There might be other reasons adult children come back home as well. "They might struggle in a marriage for one reason or another, or come home after a divorce, or there might be problems with alcohol or drugs," said Judy Balswick, a teacher in the marriage and family program at the Fuller Theological Seminary's School of Psychology in Pasadena and co-author of "Then They Leave Home: Parenting After the Kids Grow Up."

So how should parents adjust to these boomerang adult children?

Freedheim said he believes adult children should return home only under two circumstances: to visit or while in transition. "To think of going back to a parent's home as a way of life is not good. It's something we ought to fight, and not let the natural forces take over."

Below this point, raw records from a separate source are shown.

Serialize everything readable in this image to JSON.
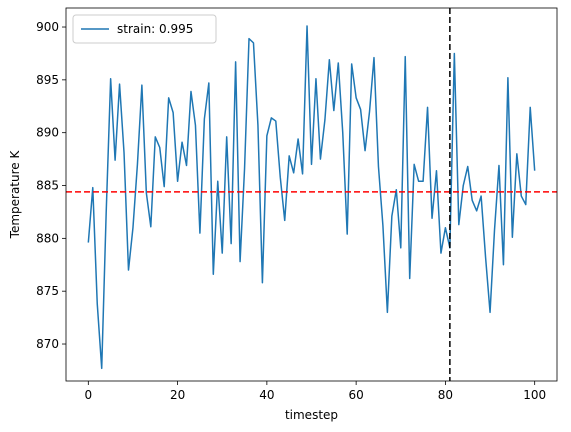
{
  "chart_data": {
    "type": "line",
    "xlabel": "timestep",
    "ylabel": "Temperature K",
    "xlim": [
      -5,
      105
    ],
    "ylim": [
      866.5,
      901.8
    ],
    "xticks": [
      0,
      20,
      40,
      60,
      80,
      100
    ],
    "yticks": [
      870,
      875,
      880,
      885,
      890,
      895,
      900
    ],
    "grid": false,
    "legend_position": "top-left",
    "series": [
      {
        "name": "strain: 0.995",
        "color": "#1f77b4",
        "x": [
          0,
          1,
          2,
          3,
          4,
          5,
          6,
          7,
          8,
          9,
          10,
          11,
          12,
          13,
          14,
          15,
          16,
          17,
          18,
          19,
          20,
          21,
          22,
          23,
          24,
          25,
          26,
          27,
          28,
          29,
          30,
          31,
          32,
          33,
          34,
          35,
          36,
          37,
          38,
          39,
          40,
          41,
          42,
          43,
          44,
          45,
          46,
          47,
          48,
          49,
          50,
          51,
          52,
          53,
          54,
          55,
          56,
          57,
          58,
          59,
          60,
          61,
          62,
          63,
          64,
          65,
          66,
          67,
          68,
          69,
          70,
          71,
          72,
          73,
          74,
          75,
          76,
          77,
          78,
          79,
          80,
          81,
          82,
          83,
          84,
          85,
          86,
          87,
          88,
          89,
          90,
          91,
          92,
          93,
          94,
          95,
          96,
          97,
          98,
          99,
          100
        ],
        "y": [
          879.6,
          884.8,
          873.8,
          867.7,
          882.4,
          895.1,
          887.4,
          894.6,
          888.1,
          877.0,
          881.0,
          887.0,
          894.5,
          884.3,
          881.1,
          889.6,
          888.6,
          884.9,
          893.3,
          891.9,
          885.4,
          889.1,
          886.9,
          893.9,
          890.7,
          880.5,
          891.3,
          894.7,
          876.6,
          885.4,
          878.6,
          889.6,
          879.5,
          896.7,
          877.8,
          886.6,
          898.9,
          898.5,
          890.7,
          875.8,
          889.7,
          891.4,
          891.1,
          885.8,
          881.7,
          887.8,
          886.2,
          889.4,
          886.1,
          900.1,
          887.0,
          895.1,
          887.5,
          891.2,
          896.9,
          892.1,
          896.6,
          890.0,
          880.4,
          896.5,
          893.3,
          892.2,
          888.3,
          892.0,
          897.1,
          886.8,
          881.2,
          873.0,
          882.1,
          884.6,
          879.1,
          897.2,
          876.2,
          887.0,
          885.4,
          885.4,
          892.4,
          881.9,
          886.4,
          878.6,
          881.0,
          879.1,
          897.5,
          881.3,
          885.0,
          886.8,
          883.6,
          882.6,
          884.0,
          878.2,
          873.0,
          880.8,
          886.9,
          877.5,
          895.2,
          880.1,
          888.0,
          884.0,
          883.2,
          892.4,
          886.4
        ]
      }
    ],
    "annotations": [
      {
        "type": "hline",
        "y": 884.4,
        "color": "#ff0000",
        "style": "dashed"
      },
      {
        "type": "vline",
        "x": 81,
        "color": "#000000",
        "style": "dashed"
      }
    ]
  }
}
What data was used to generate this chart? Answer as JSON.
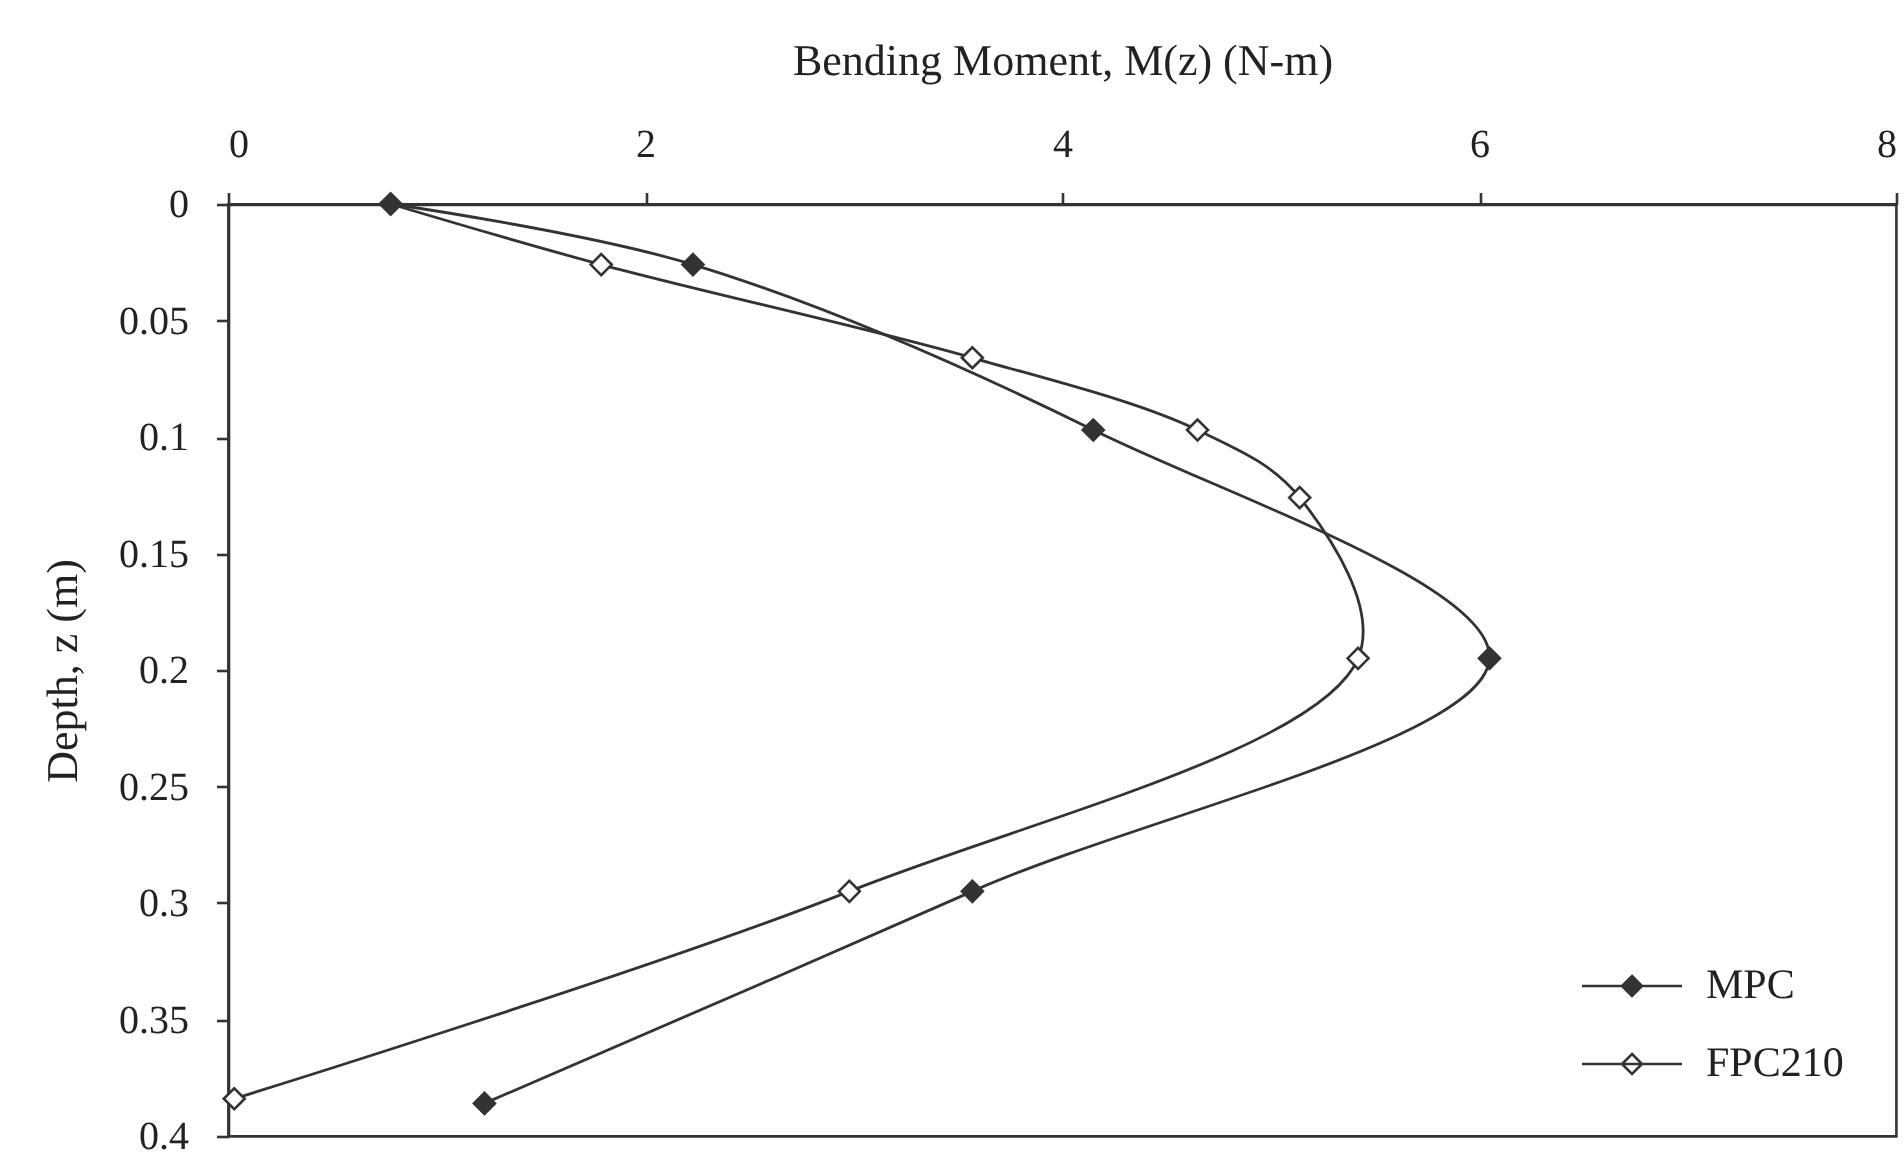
{
  "chart_data": {
    "type": "line",
    "xlabel": "Bending Moment, M(z) (N-m)",
    "ylabel": "Depth, z (m)",
    "xlim": [
      0,
      8
    ],
    "xticks": [
      0,
      2,
      4,
      6,
      8
    ],
    "ylim": [
      0.4,
      0
    ],
    "yticks": [
      0,
      0.05,
      0.1,
      0.15,
      0.2,
      0.25,
      0.3,
      0.35,
      0.4
    ],
    "marker": "diamond",
    "legend": "bottom right",
    "series": [
      {
        "name": "MPC",
        "color": "#333333",
        "x": [
          0.78,
          2.23,
          4.15,
          6.05,
          3.57,
          1.23
        ],
        "values": [
          0,
          0.026,
          0.097,
          0.195,
          0.295,
          0.386
        ]
      },
      {
        "name": "FPC210",
        "color": "#333333",
        "x": [
          0.78,
          1.79,
          3.57,
          4.65,
          5.14,
          5.42,
          2.98,
          0.03
        ],
        "values": [
          0,
          0.026,
          0.066,
          0.097,
          0.126,
          0.195,
          0.295,
          0.384
        ]
      }
    ]
  }
}
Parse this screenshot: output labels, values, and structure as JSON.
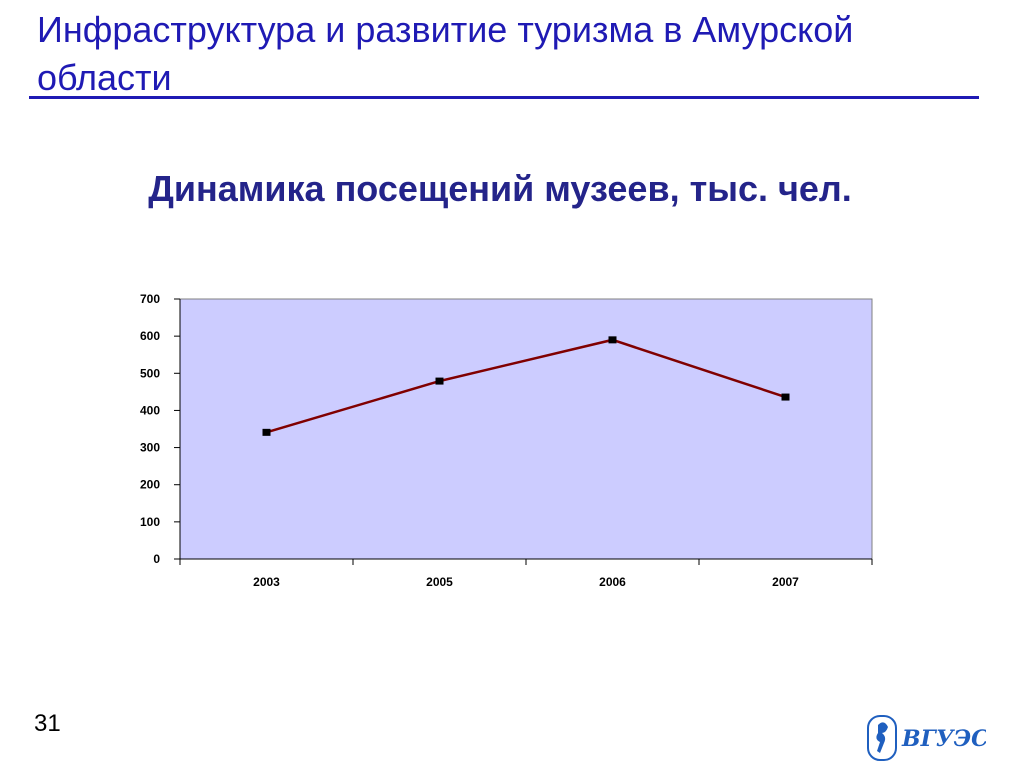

Novick points out that parents are always walking a delicate tightrope, "trying to fall neither on the side of making our children too dependent on us, nor on the side of pushing them into so much autonomy that we're not there for them."

But while walking that tightrope, how do you simply live with adult children while fostering independence? Consider that your adult child has lived away from home under his or her own rules. He or she may not have experienced a curfew in years.

Additionally, old habits die hard. Even an adult child may come home and expect a parent to do his or her laundry, cook his or her meals. And parents may still expect children, no matter how old, to follow the same old patterns — cleaning their room or coming home by a certain time.

"When children go home, no matter what age, they regress," said Freedheim. "And since parents don't want to grow older, they may see being a parent as preserving their youth to some extent, making them feel useful."

Returning home can also raise all kinds of larger issues, including dependency, obligation and responsibility. "It's perfectly normal at age 5 to expect a roof over your head, but I don't know that's something one should still expect [a parent to provide] at 25, 35 or 45," Novick said.

She also pointed out that the tasks of daily living can take on monumental importance in such situations. "No longer is it simply, 'Where are my socks?' but it's, 'You touched my personal things, which is a sign of your intrusion.' Small minutia of everyday life become imbued with all kinds of emotional overtones," said Novick.

Her advice on that score: "Families that make this work are those that are able to grow and don't get stuck in old patterns."

All three experts strongly recommended establishing clear house rules and expectations from both sides.

Novick also advised learning "what everyone's expectations are about what people's roles are," she said.

Freedheim believes parents of adult children should have strict rules about how their home is run, and also should have those children pay something for living there. That might help them find that independence.

"I really feel this is very important for both sides," he said. Children should pay rent even if on a loan or very favorable basis, he said, at least to be accountable for the adult privilege of shelter. "Then children also don't feel guilty about taking money or [sponging] off their parents," he added.

"It's good not to make it such a soft, easy thing where all you're doing is keeping your children dependent," Balswick said. "Instead, ask them to carry their load, and even be responsible not just financially but for the atmosphere in the household, contributing to make it a happy place."

Novick also recommended that parents teach children the realities of household finance — a topic not covered in college. Teach them money management, budgeting, the perils of credit cards, the costs of living.

"Do anything you can to promote autonomy," she said. Help your adult children become independent.

Said Freedheim: "It's the biggest task parents have."